Você que me lê, me ajuda a nascer.
sexta-feira, agosto 29, 2008
Durma com um barulhos desses.
Agora aguente.
Peguei o livro do Ler e Escrever - Livro de Textos do Aluno, do programa estadual Ler e Escrever, para as séries Iniciais do Ensino Fundamental. Achei estranho por que ali haviam muitas cantigas de roda que eu conhecia, do meu tempo, da minha cidade, da minha infância. Coisa como
a pombinha voou, voou
caiu no laço
se embaraçou
ai, me dá um abraço
que eu desembaraço
a minha pombinha
que caiu no laço
Quase chorei quando li essa canção, senti até o cheiro do quintal de casa, eu cantava quando tinha uns cinco anos... os gestos... cantei logo que o ano começou para as crianças, depois tinha
dá um remelexo no corpo
dá uma umbigada na outra
Fiquei intrigada, tinha até
o vapor de Cachoeira (de São Félix, recôncavo baiano) não navega mais no mar
Fui ler as letrinhas miúdas, e descobri. O tal livro é cópia resumida dos livros organizados para o Projeto NORDESTE de Leitura, um projeto de lá de riba. Aha, quase caí da cadeira. Mas ora vejam só, São Paulo copiiia um projeto (que deve ter dado certo, senão, não copiariam) nordestino e depois fica por aí, arrotando superioridade (o jingle do Alckmin grita nos nossos ouvidos: São Paulo é a melhor cidade do Brasil!). Superioridade de quê? Nem copiar sabem, por que as músicas tem a ver com as crianças que moram por ali, sabe, falam de mar, terra, são cantigas de roda e parlendas do Nordeste.
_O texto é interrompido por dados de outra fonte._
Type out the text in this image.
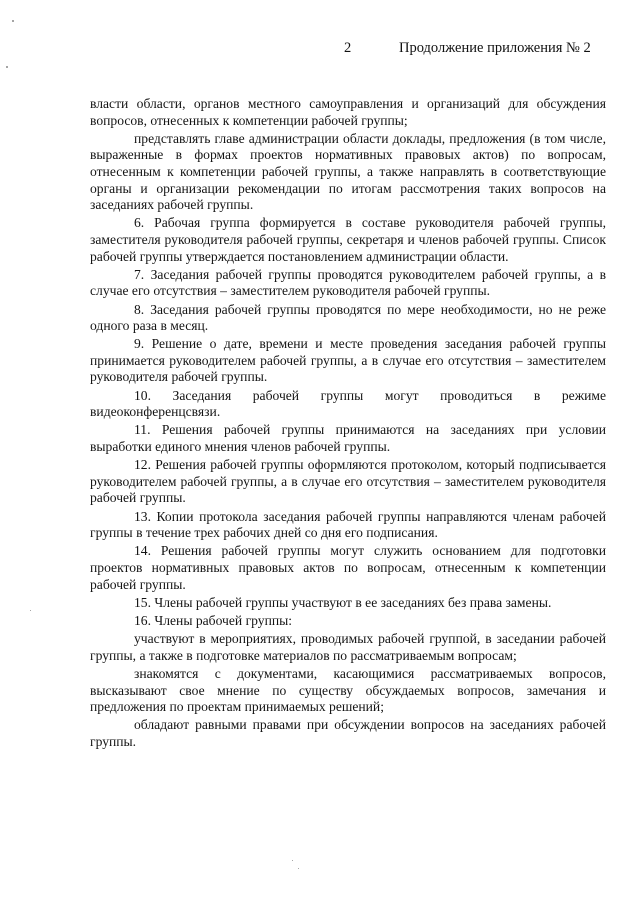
2	Продолжение приложения № 2

власти области, органов местного самоуправления и организаций для обсуждения вопросов, отнесенных к компетенции рабочей группы;

представлять главе администрации области доклады, предложения (в том числе, выраженные в формах проектов нормативных правовых актов) по вопросам, отнесенным к компетенции рабочей группы, а также направлять в соответствующие органы и организации рекомендации по итогам рассмотрения таких вопросов на заседаниях рабочей группы.

6. Рабочая группа формируется в составе руководителя рабочей группы, заместителя руководителя рабочей группы, секретаря и членов рабочей группы. Список рабочей группы утверждается постановлением администрации области.

7. Заседания рабочей группы проводятся руководителем рабочей группы, а в случае его отсутствия – заместителем руководителя рабочей группы.

8. Заседания рабочей группы проводятся по мере необходимости, но не реже одного раза в месяц.

9. Решение о дате, времени и месте проведения заседания рабочей группы принимается руководителем рабочей группы, а в случае его отсутствия – заместителем руководителя рабочей группы.

10. Заседания рабочей группы могут проводиться в режиме видеоконференцсвязи.

11. Решения рабочей группы принимаются на заседаниях при условии выработки единого мнения членов рабочей группы.

12. Решения рабочей группы оформляются протоколом, который подписывается руководителем рабочей группы, а в случае его отсутствия – заместителем руководителя рабочей группы.

13. Копии протокола заседания рабочей группы направляются членам рабочей группы в течение трех рабочих дней со дня его подписания.

14. Решения рабочей группы могут служить основанием для подготовки проектов нормативных правовых актов по вопросам, отнесенным к компетенции рабочей группы.

15. Члены рабочей группы участвуют в ее заседаниях без права замены.

16. Члены рабочей группы:

участвуют в мероприятиях, проводимых рабочей группой, в заседании рабочей группы, а также в подготовке материалов по рассматриваемым вопросам;

знакомятся с документами, касающимися рассматриваемых вопросов, высказывают свое мнение по существу обсуждаемых вопросов, замечания и предложения по проектам принимаемых решений;

обладают равными правами при обсуждении вопросов на заседаниях рабочей группы.
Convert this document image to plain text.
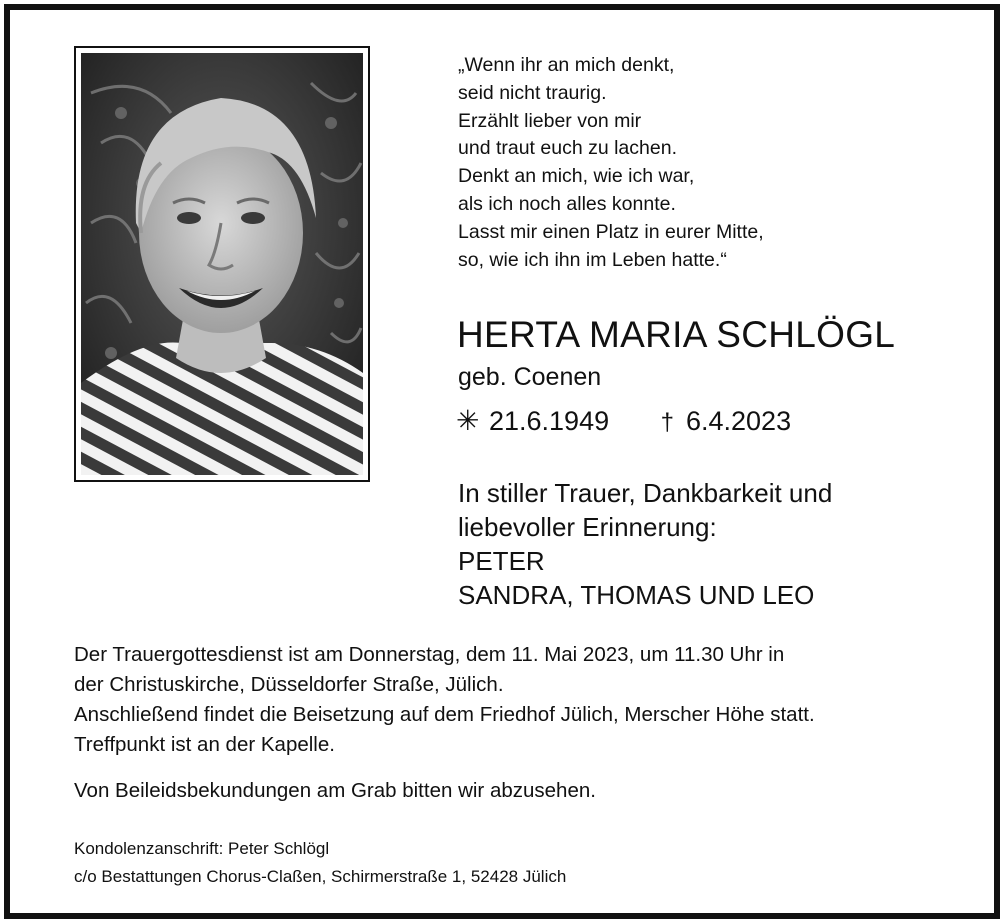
„Wenn ihr an mich denkt,
seid nicht traurig.
Erzählt lieber von mir
und traut euch zu lachen.
Denkt an mich, wie ich war,
als ich noch alles konnte.
Lasst mir einen Platz in eurer Mitte,
so, wie ich ihn im Leben hatte.“
HERTA MARIA SCHLÖGL
geb. Coenen
✳ 21.6.1949 † 6.4.2023
In stiller Trauer, Dankbarkeit und
liebevoller Erinnerung:
PETER
SANDRA, THOMAS UND LEO
Der Trauergottesdienst ist am Donnerstag, dem 11. Mai 2023, um 11.30 Uhr in
der Christuskirche, Düsseldorfer Straße, Jülich.
Anschließend findet die Beisetzung auf dem Friedhof Jülich, Merscher Höhe statt.
Treffpunkt ist an der Kapelle.
Von Beileidsbekundungen am Grab bitten wir abzusehen.
Kondolenzanschrift: Peter Schlögl
c/o Bestattungen Chorus-Claßen, Schirmerstraße 1, 52428 Jülich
Não que as minhas crianças não possam aprender isso e não tenham que aprender, conhecer, mas a gente imagina que um projeto de leitura da melhor cidade do Brasil seja pelo menos adequado à realidade das crianças que aqui vivem, e, assim, partam do lugar de onde elas vivem para depois chegar no mar, no cheiro do rio, no vapor de Cachoeira.
Aí juntei isso com o fato de que toda vez que recebo uma criança que vem de alguma cidade do Nordeste, na segunda ou na terceira série (e algumas vezes na primeira), ela já sabe ler. E uma aluna minha, que pelejava para aprender a ler, passou um mês na casa da vó, interior da Bahia, voltou corada e bonita e feliz e lendo tudinho. Vai juntando as coisas, não sei o que é, mas só sei que é assim. Eu mesma aprendi a ler com cinco anos, mas isso é coisa que dá outra história, depois conto.
Ler as letrinhas miúdas é a melhor coisa do mundo. Eu sempre faço isso. Ehe.
E ontem, chorei quando terminei de ler Do Silêncio do Lar ao Silêncio da Escola, de Eliane Cavalleiro. Livro que retrata o racismo, o preconceito e a discriminação sofridos por crianças em Educação Infantil numa escola municipal em São Paulo, lá pela década de 80. Trabalhando com Educação Infantil na cidade de São Paulo, milênio dois, posso te dizer que pouca coisa mudou. Foi por isso que ouvi dia desses uma professora do meu lado chamar uma criança de filhote de urubu e a outra de leitoa,
amigavelmente, brincadeira
E eu, que reclamei e falei para ela não fazer mais isso, sou a louca, a racista, a agitadora das multidões.
Durma com um barulho desses, e depois diga que dormiu bem.